User Research through Interviews
Analysis of research through Affinity Mapping
Creation of chat flows and development of POC prototype on Voiceflow
User Testing sessions with internal stakeholders
Refinement of Figma prototype as per feedback
1 UX Researcher, 2 UX Designers & 1 Developer
Research Phase -
January 2022 - May 2022
Design and Validation Phase -
August 2022 - December 2022
HQ is a security management platform that allows users to view, remotely monitor their building, and respond to notifications. Queries related to the HQ application increased over 600 times with the onset of COVID-19. The aim of the project is to create a conversational interface for the HQ application such that the customers can obtain timely aid in case of any queries.
Research showed that Test Mode and Service Dispatch were the two categories where users required most assistance.
The scope of this project focuses on helping users solve basic queries related to Test Mode and Service Dispatch.
Here are some key insights:
Add Context - User needs to be either logged in or logged out for the chat flow to work.
Language of the Bot - More humane and natural language needed to make the user more comfortable while using a chatbot.
Input type/Flow - Certain flow changes that match how users would like to interact with a chatbot.
Error Handling - More intent recognition and allowing better input interactions for the users.
Smart Interactions - Auto detect / suggest locations for better recognition.

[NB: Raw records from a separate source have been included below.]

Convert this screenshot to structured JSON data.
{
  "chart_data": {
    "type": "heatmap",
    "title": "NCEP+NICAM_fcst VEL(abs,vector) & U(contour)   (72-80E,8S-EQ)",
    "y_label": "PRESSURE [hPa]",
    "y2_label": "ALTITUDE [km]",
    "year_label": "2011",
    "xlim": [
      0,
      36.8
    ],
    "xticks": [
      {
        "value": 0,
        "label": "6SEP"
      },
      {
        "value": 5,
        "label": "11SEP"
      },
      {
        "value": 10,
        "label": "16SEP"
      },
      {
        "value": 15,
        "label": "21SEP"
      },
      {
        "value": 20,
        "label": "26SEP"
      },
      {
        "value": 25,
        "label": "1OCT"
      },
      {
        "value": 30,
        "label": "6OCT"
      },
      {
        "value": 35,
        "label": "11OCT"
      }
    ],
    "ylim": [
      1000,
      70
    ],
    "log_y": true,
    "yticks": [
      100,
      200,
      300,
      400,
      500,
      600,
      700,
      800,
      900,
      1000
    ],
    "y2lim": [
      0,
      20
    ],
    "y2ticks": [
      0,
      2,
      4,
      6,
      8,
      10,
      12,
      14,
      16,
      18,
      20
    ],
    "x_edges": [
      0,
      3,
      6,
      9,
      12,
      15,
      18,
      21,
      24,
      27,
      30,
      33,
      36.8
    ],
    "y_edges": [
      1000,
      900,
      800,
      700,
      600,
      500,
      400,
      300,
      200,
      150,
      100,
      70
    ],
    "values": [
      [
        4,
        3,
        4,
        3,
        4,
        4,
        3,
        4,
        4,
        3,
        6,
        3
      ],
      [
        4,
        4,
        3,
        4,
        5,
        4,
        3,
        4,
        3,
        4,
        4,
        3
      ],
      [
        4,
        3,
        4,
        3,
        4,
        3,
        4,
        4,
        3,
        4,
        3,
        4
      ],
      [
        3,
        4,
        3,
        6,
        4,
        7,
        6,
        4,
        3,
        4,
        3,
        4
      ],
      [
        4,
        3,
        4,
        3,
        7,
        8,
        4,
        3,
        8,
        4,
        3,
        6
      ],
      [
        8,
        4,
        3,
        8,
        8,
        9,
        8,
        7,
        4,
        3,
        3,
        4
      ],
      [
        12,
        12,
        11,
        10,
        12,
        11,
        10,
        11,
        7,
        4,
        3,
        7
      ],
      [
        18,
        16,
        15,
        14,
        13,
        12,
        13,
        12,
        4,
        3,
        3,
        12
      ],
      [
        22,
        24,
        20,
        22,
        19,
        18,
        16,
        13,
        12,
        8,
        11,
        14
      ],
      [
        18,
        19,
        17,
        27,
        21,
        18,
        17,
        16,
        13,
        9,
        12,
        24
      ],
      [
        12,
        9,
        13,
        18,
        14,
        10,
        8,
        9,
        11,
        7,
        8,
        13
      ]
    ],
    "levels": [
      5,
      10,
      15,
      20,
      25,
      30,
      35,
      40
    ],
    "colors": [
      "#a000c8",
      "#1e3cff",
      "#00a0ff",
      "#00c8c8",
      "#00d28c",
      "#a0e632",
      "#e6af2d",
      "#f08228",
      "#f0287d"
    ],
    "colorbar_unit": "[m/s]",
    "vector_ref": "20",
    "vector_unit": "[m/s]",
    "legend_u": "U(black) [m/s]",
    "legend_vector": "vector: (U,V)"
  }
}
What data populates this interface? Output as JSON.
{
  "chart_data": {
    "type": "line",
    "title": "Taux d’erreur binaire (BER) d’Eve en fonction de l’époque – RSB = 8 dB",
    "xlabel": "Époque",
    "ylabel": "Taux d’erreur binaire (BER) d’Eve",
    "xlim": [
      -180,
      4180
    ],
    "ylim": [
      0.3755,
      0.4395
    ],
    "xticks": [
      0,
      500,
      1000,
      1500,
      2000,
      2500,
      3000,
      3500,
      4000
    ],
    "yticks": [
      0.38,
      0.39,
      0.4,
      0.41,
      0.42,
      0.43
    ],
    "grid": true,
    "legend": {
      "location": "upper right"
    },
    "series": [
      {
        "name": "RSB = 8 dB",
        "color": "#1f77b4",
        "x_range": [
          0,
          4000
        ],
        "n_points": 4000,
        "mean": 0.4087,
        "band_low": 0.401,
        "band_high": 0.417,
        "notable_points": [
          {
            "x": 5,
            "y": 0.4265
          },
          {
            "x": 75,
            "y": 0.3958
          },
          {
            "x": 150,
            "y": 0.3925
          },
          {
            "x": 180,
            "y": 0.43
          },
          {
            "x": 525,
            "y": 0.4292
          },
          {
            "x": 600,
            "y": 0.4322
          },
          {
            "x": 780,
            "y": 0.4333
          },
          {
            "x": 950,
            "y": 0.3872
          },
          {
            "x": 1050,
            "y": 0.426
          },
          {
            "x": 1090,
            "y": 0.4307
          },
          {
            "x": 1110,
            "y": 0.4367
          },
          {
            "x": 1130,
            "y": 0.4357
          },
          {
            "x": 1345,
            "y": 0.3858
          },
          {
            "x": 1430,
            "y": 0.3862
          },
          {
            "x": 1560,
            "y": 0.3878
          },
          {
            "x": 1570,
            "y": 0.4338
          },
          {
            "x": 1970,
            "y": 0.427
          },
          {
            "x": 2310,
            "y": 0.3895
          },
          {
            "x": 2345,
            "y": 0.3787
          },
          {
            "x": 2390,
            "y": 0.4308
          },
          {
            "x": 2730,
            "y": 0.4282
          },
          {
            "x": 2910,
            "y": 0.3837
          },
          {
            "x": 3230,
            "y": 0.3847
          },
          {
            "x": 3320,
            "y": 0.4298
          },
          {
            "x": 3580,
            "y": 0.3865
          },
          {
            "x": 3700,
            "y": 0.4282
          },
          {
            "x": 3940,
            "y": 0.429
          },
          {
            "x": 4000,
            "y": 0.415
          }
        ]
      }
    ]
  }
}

Affirmations & Confirmations - Appropriate formatting, confirmations based on the provided input making the user believe that they are being listened to.
HQ is a security management platform that allows users to view, remotely monitor their building, and respond to notifications. With the help of this application, the users can monitor security data from multiple locations in one place.
Bottom up approach - In this approach, we follow an intent first process where the conversation is broken down into its intents and the interfaces are designed based on these intents. We would need to take a bottom up approach for this project as the end users have clear, repetitive but distinct needs.
Olivia is a conversational bot that acts as a 24-hour, 365-day customer service center. She answers technical, administrative and security questions. Olivia is designed to redirect the customer to already published content as well as allows users to carry out certain tasks via the bot itself.
Interviews were conducted with 6 customers of Securitas Technology. Below are high level insights gathered from the interviews.
I would prefer a conversational bot if it can help me address my problem.
I would rather use a chat on my browser window than keep a call waiting on my phone.
Getting the right help at the right time with little scope for confusion is my priority.
Insights from the affinity mapping exercise were useful, but too broad to proceed with. We decided to go back to our initial research to help narrow down on 1-2 clear problem areas that we could implement in a chatbot. The CallRail application helped us in this regard.
The following are some of the key terms which were used when calls were abandoned mid-way without reaching a resolution stage.
Filtering out the general terms (outlined circles) we can identify the key jobs that users might have needed help with (filled circles). Hence Service, Test and Accounting are some of the key jobs identified.
Interfacing these findings with our user interview results, we were able to narrow down to Service Dispatch and Test Mode as our MVP for the chatbot.
They are basic tasks, hence all users need to execute them at some point. There is a large user base to be reached if we are able to implement them.
Edge cases in these two scenarios are rare, hence the likelihood of users being able to do these tasks without needing intervention from a customer service representative is high.
Listening to calls on the CallRail application helped us understand the general flow of conversations when users spoke to customer service representatives. It is shown on the left.
Since this order of conversation is someting that the users were familiar with, we decided to use it as a standard to base chatflows on.
The above flows were created on Voiceflow, which allowed us to test out a more natural conversation flow rather than sticking to a tree-like structure. Users are able to interact with the system in a more natural way and can use open text or buttons to communicate with the bot. The basic flows for both intents are described below.
Testing was conducted with the internal team at Securitas Technology with stakeholders who had experience working on the current conversational offerings from the company as well as members from the design team.
Testing was conducted over Zoom and users were asked to complete the following 3 tasks.
At each stage during the conversation with the chatbot, users were encouraged to share their opinions on how the conversation was going, whether or not they felt that the chatbot was able to understand them, and how they felt that the chatbot should be proceeding.
Insights gathered during the test sessions were analyzed and the changes identified were implemented in a Figma prototype.
The Key Takeaway from the testing session was to make the chat flows more detailed, with a higher focus on UX Writing and the way the chatbot interacted with the user.
A well written chat prompt was comprehended better and made the user more receptive to what the chatbot was saying.
This can be expected to have a positive effect on the task completion rate and the conversation abandonment rate of the chatbot.
The team presented the project poster at the Fall 2022 Capstone Show at Luddy School of Informatics, Computing and Engineering, Indianapolis.
At the end of the night, the team won the award for the Best Research Project.